FS : Je pense que c'est surtout impressionnant parce qu'il s'agit d'édifices connus, qui disposent d'une image bien établie à laquelle nous sommes habitués, même peut-être inconsciemment. Si vous prenez le 36 Quai des Orfèvres tel qu'il apparaît dans cet épisode 5, il me suffisait de partir de photos du bâtiment actuel, de le « vieillir », le dégrader un peu, et de l'entourer d'une végétation luxuriante, de palmiers, en glissant une embarcation « exotique » sur la Seine...  On sait que l'on se trouve dans un univers différent, et quand il s'agit d'un édifice encore plus connu, comme la Tour Eifel, brisée, il ne subsiste vraiment plus beaucoup de doutes !

 Les cétacés constituent un des fils rouges de la série, et jouent un rôle essentiel dans ce 5e album. Comment les avez-vous abordés graphiquement ?

FS : Avec beaucoup de croquis préparatoires, au départ. Au fil de la série j'ai aussi accumulé pas mal de documentation, et comme ils apparaissent dans chaque album j'ai fini par me débrouiller.

 Plusieurs dessinateurs travaillant sur des séries scénarisées par Leo tentent de se rapprocher de son dessin. Y avez-vous pensé quand vous avez été choisi pour Mermaid Project ?

FS : Non, s'il m'avait choisi, c'est qu'il connaissait mon dessin. De plus, mon style est plutôt semi-réaliste , et je ne sais d'ailleurs pas si je pourrais l'orienter vers quelque chose de différent, ni vers plus de réalisme, ni, si le cas se présentait, vers quelque chose de plus humoristique. J'ai donc conservé ma direction, et visiblement c'est ce que l'on me demandait !

Le tome 5 marque la fin d'un cycle. Qu'en retenez-vous ?
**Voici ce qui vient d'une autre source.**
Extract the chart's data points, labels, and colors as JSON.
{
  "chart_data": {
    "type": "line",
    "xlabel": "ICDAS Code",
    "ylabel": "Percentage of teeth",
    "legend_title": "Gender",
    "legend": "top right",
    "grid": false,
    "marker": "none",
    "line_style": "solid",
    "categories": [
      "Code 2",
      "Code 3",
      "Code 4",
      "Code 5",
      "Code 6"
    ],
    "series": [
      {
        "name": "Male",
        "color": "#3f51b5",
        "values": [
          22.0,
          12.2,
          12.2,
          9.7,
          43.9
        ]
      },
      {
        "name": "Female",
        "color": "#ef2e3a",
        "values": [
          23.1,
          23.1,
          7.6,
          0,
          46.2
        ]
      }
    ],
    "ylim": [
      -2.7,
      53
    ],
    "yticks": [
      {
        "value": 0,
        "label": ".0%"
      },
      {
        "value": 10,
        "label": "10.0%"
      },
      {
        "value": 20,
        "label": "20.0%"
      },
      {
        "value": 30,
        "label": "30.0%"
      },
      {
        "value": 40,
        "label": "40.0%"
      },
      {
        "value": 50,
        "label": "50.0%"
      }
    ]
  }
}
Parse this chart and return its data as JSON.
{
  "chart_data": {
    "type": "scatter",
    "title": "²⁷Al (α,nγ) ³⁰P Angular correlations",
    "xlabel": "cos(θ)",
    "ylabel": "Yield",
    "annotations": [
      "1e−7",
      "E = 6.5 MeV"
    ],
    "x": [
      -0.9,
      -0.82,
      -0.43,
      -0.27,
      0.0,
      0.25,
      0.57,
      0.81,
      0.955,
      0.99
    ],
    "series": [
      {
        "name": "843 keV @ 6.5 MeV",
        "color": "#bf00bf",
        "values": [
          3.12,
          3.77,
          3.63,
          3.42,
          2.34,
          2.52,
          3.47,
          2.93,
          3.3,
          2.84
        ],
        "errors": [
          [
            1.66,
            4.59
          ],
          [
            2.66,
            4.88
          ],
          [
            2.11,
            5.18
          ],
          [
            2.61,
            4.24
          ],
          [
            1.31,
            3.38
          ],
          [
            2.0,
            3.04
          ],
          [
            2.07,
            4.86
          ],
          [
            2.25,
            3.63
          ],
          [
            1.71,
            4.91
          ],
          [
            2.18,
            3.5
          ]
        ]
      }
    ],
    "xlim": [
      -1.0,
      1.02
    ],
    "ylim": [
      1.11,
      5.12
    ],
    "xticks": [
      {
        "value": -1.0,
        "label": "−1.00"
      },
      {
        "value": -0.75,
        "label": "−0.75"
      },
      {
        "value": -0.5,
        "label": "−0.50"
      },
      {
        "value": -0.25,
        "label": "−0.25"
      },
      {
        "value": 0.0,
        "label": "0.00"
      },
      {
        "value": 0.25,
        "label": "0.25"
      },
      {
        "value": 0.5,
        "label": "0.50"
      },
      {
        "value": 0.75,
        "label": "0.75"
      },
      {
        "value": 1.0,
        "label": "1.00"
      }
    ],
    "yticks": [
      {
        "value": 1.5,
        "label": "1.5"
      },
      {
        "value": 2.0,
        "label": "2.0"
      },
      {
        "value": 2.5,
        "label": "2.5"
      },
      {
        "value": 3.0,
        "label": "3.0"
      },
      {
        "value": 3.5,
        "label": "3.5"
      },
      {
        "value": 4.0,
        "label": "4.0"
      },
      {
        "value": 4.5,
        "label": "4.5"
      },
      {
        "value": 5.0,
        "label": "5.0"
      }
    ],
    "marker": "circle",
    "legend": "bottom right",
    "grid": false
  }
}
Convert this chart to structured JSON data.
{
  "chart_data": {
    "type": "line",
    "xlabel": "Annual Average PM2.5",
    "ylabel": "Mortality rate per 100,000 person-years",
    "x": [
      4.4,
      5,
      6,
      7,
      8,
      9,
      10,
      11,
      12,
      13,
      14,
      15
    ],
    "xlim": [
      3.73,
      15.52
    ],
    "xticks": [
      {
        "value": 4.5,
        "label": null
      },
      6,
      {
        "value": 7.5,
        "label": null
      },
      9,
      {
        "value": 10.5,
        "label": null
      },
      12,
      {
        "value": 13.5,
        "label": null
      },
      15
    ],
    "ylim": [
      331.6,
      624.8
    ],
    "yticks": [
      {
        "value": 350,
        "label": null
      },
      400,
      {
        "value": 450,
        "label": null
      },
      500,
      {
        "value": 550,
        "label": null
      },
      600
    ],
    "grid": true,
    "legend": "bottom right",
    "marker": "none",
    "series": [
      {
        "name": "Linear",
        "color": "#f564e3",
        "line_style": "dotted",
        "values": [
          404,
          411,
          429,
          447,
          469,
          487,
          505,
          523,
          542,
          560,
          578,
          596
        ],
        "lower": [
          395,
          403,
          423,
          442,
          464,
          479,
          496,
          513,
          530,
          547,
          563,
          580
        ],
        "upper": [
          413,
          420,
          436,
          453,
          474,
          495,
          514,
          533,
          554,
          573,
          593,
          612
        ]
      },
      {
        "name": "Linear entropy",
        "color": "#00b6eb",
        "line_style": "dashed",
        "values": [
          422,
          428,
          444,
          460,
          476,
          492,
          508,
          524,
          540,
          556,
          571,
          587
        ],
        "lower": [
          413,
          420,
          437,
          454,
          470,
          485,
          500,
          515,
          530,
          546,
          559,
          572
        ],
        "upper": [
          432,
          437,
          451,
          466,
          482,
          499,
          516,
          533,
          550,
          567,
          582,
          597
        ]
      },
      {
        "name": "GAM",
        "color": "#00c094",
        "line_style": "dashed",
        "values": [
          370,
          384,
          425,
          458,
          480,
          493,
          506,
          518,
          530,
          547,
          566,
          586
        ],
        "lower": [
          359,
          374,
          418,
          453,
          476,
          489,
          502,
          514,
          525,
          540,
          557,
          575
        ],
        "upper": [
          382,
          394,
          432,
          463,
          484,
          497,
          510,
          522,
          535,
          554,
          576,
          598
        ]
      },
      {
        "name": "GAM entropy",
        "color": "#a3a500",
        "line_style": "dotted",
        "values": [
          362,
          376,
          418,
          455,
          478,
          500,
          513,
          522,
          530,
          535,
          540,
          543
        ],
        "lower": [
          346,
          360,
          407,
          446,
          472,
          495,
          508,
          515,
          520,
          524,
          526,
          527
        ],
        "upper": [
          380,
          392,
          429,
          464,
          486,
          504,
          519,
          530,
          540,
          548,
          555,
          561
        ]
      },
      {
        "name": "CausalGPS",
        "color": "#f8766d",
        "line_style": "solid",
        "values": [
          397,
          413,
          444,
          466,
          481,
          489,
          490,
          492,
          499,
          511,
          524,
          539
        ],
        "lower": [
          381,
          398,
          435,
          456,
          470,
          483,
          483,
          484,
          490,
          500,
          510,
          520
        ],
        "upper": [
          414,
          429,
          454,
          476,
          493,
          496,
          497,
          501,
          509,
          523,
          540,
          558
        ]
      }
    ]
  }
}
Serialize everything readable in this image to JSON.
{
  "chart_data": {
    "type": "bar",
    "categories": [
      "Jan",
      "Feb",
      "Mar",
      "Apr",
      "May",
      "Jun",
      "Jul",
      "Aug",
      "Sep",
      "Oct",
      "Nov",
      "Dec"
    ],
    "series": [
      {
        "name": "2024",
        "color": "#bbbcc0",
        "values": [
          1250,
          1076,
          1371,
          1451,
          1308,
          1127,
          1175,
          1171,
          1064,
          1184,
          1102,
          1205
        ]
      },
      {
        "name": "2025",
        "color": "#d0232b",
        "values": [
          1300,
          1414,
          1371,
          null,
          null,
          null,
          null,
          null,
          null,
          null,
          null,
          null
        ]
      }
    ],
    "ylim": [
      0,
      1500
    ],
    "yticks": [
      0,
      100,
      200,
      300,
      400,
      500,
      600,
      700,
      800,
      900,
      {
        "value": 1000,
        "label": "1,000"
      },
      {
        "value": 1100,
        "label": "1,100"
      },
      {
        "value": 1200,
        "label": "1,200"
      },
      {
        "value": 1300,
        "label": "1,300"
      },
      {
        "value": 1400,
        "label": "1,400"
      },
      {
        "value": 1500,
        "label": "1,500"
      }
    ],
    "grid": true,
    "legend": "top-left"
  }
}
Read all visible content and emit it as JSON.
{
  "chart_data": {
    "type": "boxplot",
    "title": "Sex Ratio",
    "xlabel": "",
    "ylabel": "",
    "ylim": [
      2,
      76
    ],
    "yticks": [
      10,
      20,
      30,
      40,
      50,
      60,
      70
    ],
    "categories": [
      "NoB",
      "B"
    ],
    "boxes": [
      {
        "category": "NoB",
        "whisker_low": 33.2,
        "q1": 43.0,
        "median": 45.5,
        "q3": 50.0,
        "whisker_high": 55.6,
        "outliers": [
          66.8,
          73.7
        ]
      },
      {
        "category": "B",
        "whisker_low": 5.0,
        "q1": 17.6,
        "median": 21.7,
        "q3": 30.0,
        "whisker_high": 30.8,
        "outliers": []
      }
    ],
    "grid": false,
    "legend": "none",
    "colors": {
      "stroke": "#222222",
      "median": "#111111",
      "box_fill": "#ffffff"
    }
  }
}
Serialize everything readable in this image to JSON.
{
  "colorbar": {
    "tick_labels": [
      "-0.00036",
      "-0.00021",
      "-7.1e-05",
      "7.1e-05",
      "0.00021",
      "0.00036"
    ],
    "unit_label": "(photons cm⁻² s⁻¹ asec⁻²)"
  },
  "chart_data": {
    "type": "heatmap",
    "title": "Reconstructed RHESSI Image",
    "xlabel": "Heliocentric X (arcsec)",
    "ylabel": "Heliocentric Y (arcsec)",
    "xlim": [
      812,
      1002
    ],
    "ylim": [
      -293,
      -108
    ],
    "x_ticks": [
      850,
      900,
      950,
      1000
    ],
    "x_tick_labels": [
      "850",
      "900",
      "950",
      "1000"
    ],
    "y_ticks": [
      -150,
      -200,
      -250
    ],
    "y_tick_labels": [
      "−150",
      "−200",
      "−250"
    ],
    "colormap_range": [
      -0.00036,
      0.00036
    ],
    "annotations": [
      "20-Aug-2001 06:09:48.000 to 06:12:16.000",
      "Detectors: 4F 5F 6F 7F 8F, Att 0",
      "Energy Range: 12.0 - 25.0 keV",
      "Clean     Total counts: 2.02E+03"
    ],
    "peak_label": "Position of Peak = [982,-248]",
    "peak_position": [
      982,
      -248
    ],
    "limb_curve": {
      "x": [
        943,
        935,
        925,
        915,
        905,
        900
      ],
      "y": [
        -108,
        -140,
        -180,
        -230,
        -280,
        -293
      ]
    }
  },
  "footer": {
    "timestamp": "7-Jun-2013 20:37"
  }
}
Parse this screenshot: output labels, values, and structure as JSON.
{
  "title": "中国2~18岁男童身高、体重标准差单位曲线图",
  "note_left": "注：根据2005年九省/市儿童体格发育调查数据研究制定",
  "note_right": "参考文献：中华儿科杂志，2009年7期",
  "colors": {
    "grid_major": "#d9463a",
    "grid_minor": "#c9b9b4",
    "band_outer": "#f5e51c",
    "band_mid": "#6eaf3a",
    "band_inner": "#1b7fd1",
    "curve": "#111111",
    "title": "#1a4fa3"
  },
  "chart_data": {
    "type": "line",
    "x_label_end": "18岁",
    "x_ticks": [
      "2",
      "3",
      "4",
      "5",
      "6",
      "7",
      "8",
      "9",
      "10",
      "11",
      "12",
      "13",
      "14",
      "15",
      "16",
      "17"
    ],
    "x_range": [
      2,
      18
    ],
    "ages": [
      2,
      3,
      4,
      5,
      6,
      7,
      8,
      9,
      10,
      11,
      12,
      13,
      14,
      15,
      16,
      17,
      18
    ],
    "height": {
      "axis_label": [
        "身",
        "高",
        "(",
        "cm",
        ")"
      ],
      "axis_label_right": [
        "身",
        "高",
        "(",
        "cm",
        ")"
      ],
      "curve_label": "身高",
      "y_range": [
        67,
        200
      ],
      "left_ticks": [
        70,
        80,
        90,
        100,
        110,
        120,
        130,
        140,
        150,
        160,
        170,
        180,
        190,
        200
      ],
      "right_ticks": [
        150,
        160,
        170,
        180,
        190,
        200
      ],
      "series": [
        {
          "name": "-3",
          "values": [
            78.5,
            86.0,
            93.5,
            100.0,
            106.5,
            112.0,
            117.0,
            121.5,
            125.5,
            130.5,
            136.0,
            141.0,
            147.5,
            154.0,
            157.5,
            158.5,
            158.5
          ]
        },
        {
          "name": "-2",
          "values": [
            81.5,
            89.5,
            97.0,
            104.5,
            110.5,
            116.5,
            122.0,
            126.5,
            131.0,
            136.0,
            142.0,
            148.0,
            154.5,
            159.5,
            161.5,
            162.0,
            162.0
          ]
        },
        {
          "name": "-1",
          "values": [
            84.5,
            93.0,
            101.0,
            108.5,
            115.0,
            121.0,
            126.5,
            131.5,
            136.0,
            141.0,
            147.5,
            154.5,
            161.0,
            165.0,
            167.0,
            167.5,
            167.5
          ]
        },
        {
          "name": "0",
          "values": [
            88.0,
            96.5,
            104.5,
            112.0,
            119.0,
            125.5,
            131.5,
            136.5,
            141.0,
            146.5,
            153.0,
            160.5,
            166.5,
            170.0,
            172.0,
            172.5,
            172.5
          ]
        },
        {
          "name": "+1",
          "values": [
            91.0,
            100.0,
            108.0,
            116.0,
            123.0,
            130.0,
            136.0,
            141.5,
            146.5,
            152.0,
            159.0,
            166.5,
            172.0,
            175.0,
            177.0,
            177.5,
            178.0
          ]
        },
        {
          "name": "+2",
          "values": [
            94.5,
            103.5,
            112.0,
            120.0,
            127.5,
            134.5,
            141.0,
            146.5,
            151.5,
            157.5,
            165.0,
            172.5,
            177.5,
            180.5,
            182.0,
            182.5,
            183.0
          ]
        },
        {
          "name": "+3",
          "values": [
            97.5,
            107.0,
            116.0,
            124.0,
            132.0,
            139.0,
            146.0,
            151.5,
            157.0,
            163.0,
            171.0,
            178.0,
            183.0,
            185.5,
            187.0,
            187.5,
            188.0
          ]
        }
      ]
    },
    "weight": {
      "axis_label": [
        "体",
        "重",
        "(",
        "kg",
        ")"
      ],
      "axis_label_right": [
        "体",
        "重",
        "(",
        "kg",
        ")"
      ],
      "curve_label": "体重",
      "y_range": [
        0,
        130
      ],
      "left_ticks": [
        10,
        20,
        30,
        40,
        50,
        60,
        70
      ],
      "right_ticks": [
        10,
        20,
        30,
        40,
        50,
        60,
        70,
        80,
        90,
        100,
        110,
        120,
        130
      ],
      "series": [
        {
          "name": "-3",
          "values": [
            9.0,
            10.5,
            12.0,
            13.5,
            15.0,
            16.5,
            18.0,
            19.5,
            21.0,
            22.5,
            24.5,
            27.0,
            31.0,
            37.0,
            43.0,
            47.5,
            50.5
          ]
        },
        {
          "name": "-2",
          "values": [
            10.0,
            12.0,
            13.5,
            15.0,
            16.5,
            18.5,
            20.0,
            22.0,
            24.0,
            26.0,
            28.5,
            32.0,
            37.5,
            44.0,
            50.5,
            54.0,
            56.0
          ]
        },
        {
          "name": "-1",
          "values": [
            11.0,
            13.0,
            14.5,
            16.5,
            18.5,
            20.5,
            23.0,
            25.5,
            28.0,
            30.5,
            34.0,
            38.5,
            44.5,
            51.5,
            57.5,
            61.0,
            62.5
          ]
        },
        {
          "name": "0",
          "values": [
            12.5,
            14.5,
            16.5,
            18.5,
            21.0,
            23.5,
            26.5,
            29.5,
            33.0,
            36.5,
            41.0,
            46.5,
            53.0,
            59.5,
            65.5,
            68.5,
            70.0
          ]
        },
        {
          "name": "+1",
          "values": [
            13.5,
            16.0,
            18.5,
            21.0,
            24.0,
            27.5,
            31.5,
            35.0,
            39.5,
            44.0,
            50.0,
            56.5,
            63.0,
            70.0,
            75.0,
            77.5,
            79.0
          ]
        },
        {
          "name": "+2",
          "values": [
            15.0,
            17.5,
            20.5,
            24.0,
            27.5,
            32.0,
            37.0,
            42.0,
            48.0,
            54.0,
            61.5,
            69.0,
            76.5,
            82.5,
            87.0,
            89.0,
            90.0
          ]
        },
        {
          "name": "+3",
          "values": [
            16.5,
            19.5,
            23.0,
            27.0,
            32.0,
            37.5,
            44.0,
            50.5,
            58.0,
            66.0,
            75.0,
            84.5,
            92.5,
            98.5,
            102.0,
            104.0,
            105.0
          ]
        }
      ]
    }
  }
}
FS : Beaucoup de plaisir, et une très belle collaboration avec Leo et Corine. On s'est très rapidement trouvés sur la même longueur d'ondes et tout a bien fonctionné, sans heurts. Aujourd'hui, la mode est plutôt aux diptyques ou aux triptyques. 5 albums c'est déjà beaucoup et ça demande une certaine patience au lecteur, c'est pourquoi nous avons opté pour moins de tomes, mais avec une pagination plus importante pour la suite. Le scénario du prochain est bouclé, et je me réjouis qu'il se déroule dans une autre partie du monde.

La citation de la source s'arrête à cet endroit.